Visitors to Fort Ontario State Historic Site today will see the star-shaped fort dating to the early 1840's with 1863 – 1873 improvements. The fort is currently open to the public, but is undergoing renovation to its two officer's quarters; one of which is furnished. There is a video of the rooms undergoing renovations as well as those parts of the fort which are difficult to access. Another video depicts how the officer's quarters and army offices appear when furnished.
Underground artillery casemates and rifle galleries, Powder Magazine, East and West Guardhouses, Storehouse, and ramparts, featuring magnificent views of Lake Ontario, are available for touring. The fourth and current Fort Ontario was built on the ruins of three earlier fortifications dating to the French and Indian War, Revolutionary War, and War of 1812; it was occupied by the U.S. Army through World War II.

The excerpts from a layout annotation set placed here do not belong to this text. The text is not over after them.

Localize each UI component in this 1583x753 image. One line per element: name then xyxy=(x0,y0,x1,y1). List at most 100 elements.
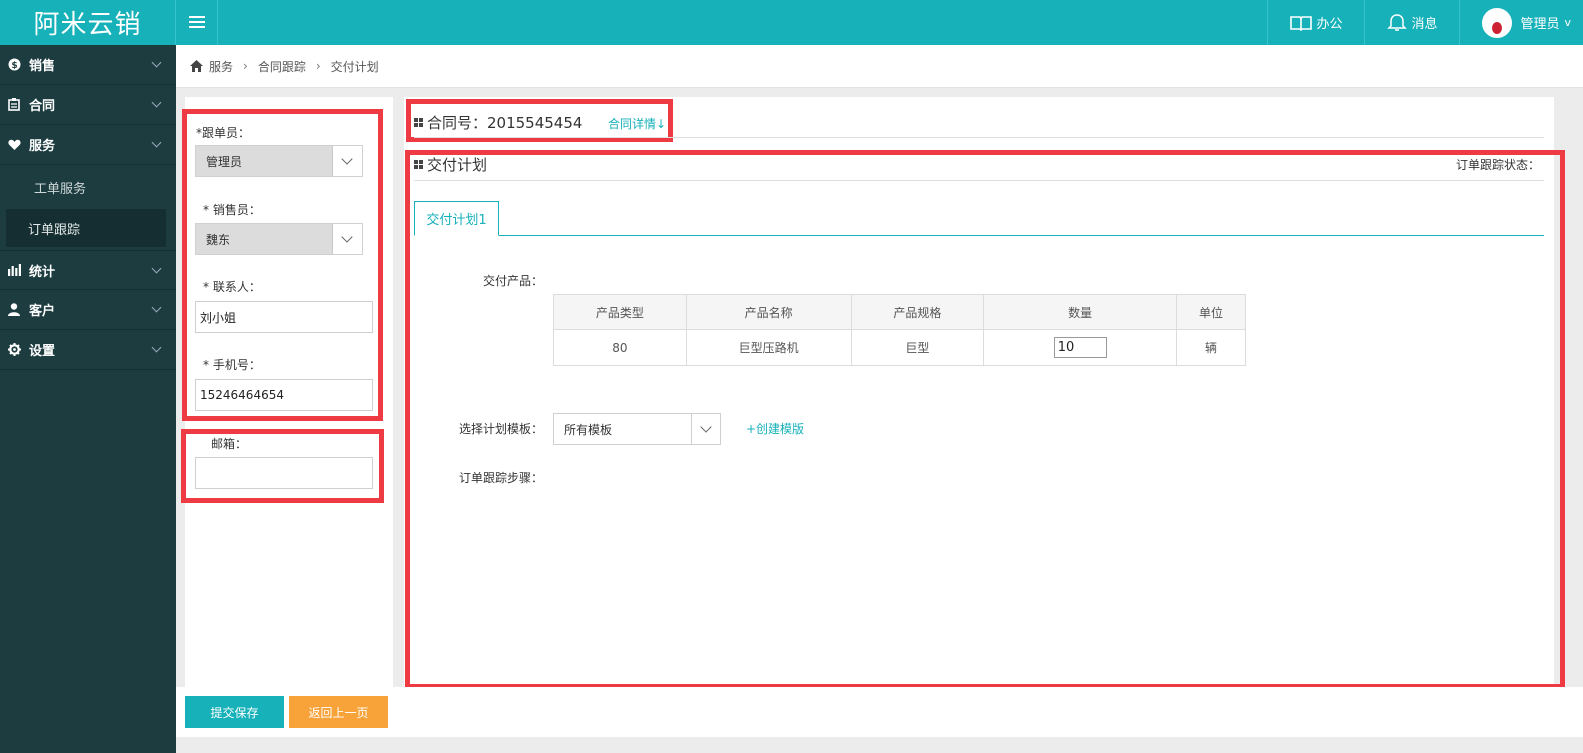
top-bar: 阿米云销 办公 消息 管理员 v xyxy=(0,0,1583,45)
delivery-products-label: 交付产品： xyxy=(483,274,544,288)
quantity-cell: 10 xyxy=(983,329,1178,366)
email-input[interactable] xyxy=(195,457,373,489)
delivery-plan-title: 交付计划 xyxy=(427,156,488,174)
email-label: 邮箱： xyxy=(211,437,248,451)
column-header: 产品规格 xyxy=(850,294,985,330)
tracking-steps-label: 订单跟踪步骤： xyxy=(459,471,544,485)
chevron-right-icon: › xyxy=(243,59,248,73)
dollar-icon: $ xyxy=(7,58,21,71)
template-label: 选择计划模板： xyxy=(459,422,544,436)
back-button[interactable]: 返回上一页 xyxy=(289,696,388,728)
delivery-plan-heading: 交付计划 xyxy=(414,154,487,175)
breadcrumb-item-delivery-plan: 交付计划 xyxy=(330,59,379,74)
tab-underline xyxy=(414,235,1544,236)
heart-icon xyxy=(7,139,21,151)
breadcrumb-item-service[interactable]: 服务 xyxy=(209,58,233,75)
chevron-down-icon xyxy=(151,57,162,68)
chevron-down-icon xyxy=(151,97,162,108)
phone-input[interactable]: 15246464654 xyxy=(195,379,373,411)
sidebar-item-label: 客户 xyxy=(29,304,56,319)
home-icon[interactable] xyxy=(190,60,203,72)
sidebar-subitem-work-order[interactable]: 工单服务 xyxy=(6,168,166,206)
breadcrumb-item-contract-tracking[interactable]: 合同跟踪 xyxy=(258,58,306,75)
sidebar-item-settings[interactable]: 设置 xyxy=(0,330,176,370)
phone-label: * 手机号： xyxy=(203,358,261,372)
submit-save-button[interactable]: 提交保存 xyxy=(185,696,284,728)
grid-icon xyxy=(414,118,423,127)
contract-heading: 合同号：2015545454 xyxy=(414,112,582,133)
chevron-down-icon xyxy=(151,342,162,353)
table-header-row: 产品类型 产品名称 产品规格 数量 单位 xyxy=(553,294,1246,330)
book-icon xyxy=(1290,15,1313,31)
messages-label: 消息 xyxy=(1411,17,1438,32)
user-menu[interactable]: 管理员 v xyxy=(1459,0,1583,45)
contract-detail-link[interactable]: 合同详情↓ xyxy=(608,115,666,132)
product-name-cell: 巨型压路机 xyxy=(685,329,852,366)
contact-input[interactable]: 刘小姐 xyxy=(195,301,373,333)
sidebar-item-label: 统计 xyxy=(29,264,56,280)
follower-select[interactable]: 管理员 xyxy=(195,145,363,177)
column-header: 单位 xyxy=(1176,294,1246,330)
sidebar-item-customer[interactable]: 客户 xyxy=(0,290,176,330)
user-icon xyxy=(7,303,21,316)
chevron-right-icon: › xyxy=(315,59,321,73)
follower-label: *跟单员： xyxy=(196,126,251,140)
product-table: 产品类型 产品名称 产品规格 数量 单位 80 巨型压路机 巨型 10 辆 xyxy=(553,294,1246,366)
sidebar-item-stats[interactable]: 统计 xyxy=(0,250,176,290)
salesperson-label: * 销售员： xyxy=(203,203,261,217)
hamburger-icon xyxy=(188,16,205,29)
divider xyxy=(414,180,1544,181)
follower-value: 管理员 xyxy=(206,154,243,169)
avatar xyxy=(1482,7,1513,38)
salesperson-value: 魏东 xyxy=(206,232,231,247)
sidebar-item-label: 合同 xyxy=(29,99,56,114)
column-header: 产品名称 xyxy=(685,294,852,330)
sidebar-item-service[interactable]: 服务 xyxy=(0,125,176,165)
sidebar-item-label: 销售 xyxy=(29,59,56,74)
messages-button[interactable]: 消息 xyxy=(1364,0,1459,45)
sidebar-item-label: 设置 xyxy=(29,344,56,359)
top-nav: 办公 消息 管理员 v xyxy=(1267,0,1583,45)
contract-number: 合同号：2015545454 xyxy=(427,114,583,132)
gear-icon xyxy=(7,343,21,356)
chevron-down-icon xyxy=(151,263,162,274)
sidebar-item-label: 服务 xyxy=(29,139,56,154)
product-type-cell: 80 xyxy=(553,329,687,366)
bar-chart-icon xyxy=(7,264,21,276)
table-row: 80 巨型压路机 巨型 10 辆 xyxy=(553,329,1246,366)
contract-icon xyxy=(7,98,21,111)
chevron-down-icon: v xyxy=(1564,16,1571,29)
chevron-down-icon xyxy=(332,146,362,176)
salesperson-select[interactable]: 魏东 xyxy=(195,223,363,255)
svg-text:$: $ xyxy=(11,61,17,71)
column-header: 数量 xyxy=(983,294,1178,330)
grid-icon xyxy=(414,160,423,169)
sidebar-item-contract[interactable]: 合同 xyxy=(0,85,176,125)
breadcrumb: 服务 › 合同跟踪 › 交付计划 xyxy=(176,45,1583,88)
sidebar-item-sales[interactable]: $ 销售 xyxy=(0,45,176,85)
chevron-down-icon xyxy=(151,302,162,313)
create-template-link[interactable]: +创建模版 xyxy=(746,420,804,437)
sidebar-subitem-order-tracking[interactable]: 订单跟踪 xyxy=(6,209,166,247)
user-name: 管理员 xyxy=(1520,17,1560,32)
sidebar: $ 销售 合同 服务 工单服务 订单跟踪 统计 客户 设置 xyxy=(0,45,176,753)
template-value: 所有模板 xyxy=(564,422,613,437)
office-button[interactable]: 办公 xyxy=(1267,0,1364,45)
menu-toggle-button[interactable] xyxy=(176,0,218,45)
bottom-strip xyxy=(176,737,1583,753)
unit-cell: 辆 xyxy=(1176,329,1246,366)
template-select[interactable]: 所有模板 xyxy=(553,413,721,445)
quantity-input[interactable]: 10 xyxy=(1053,337,1107,358)
logo[interactable]: 阿米云销 xyxy=(0,0,176,45)
tracking-status-label: 订单跟踪状态： xyxy=(1456,158,1541,172)
column-header: 产品类型 xyxy=(553,294,687,330)
logo-text: 阿米云销 xyxy=(33,10,142,40)
bell-icon xyxy=(1387,13,1408,31)
divider xyxy=(414,137,1544,138)
office-label: 办公 xyxy=(1316,17,1343,32)
chevron-down-icon xyxy=(151,137,162,148)
chevron-down-icon xyxy=(332,224,362,254)
tab-delivery-plan-1[interactable]: 交付计划1 xyxy=(414,201,499,236)
chevron-down-icon xyxy=(691,414,720,444)
product-spec-cell: 巨型 xyxy=(850,329,985,366)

From 1944 – 1946 Fort Ontario served as the only refugee camp in the United States for victims of the Nazi Holocaust under the special order of President Franklin D. Roosevelt. A post cemetery containing the graves of 77 officers, soldiers, women, and children who served at Fort Ontario in war and peace is situated on the grounds.
In 1946 Fort Ontario was transferred to the State of New York and housed World War II veterans and their families until 1953; it opened as a state historic site in 1949.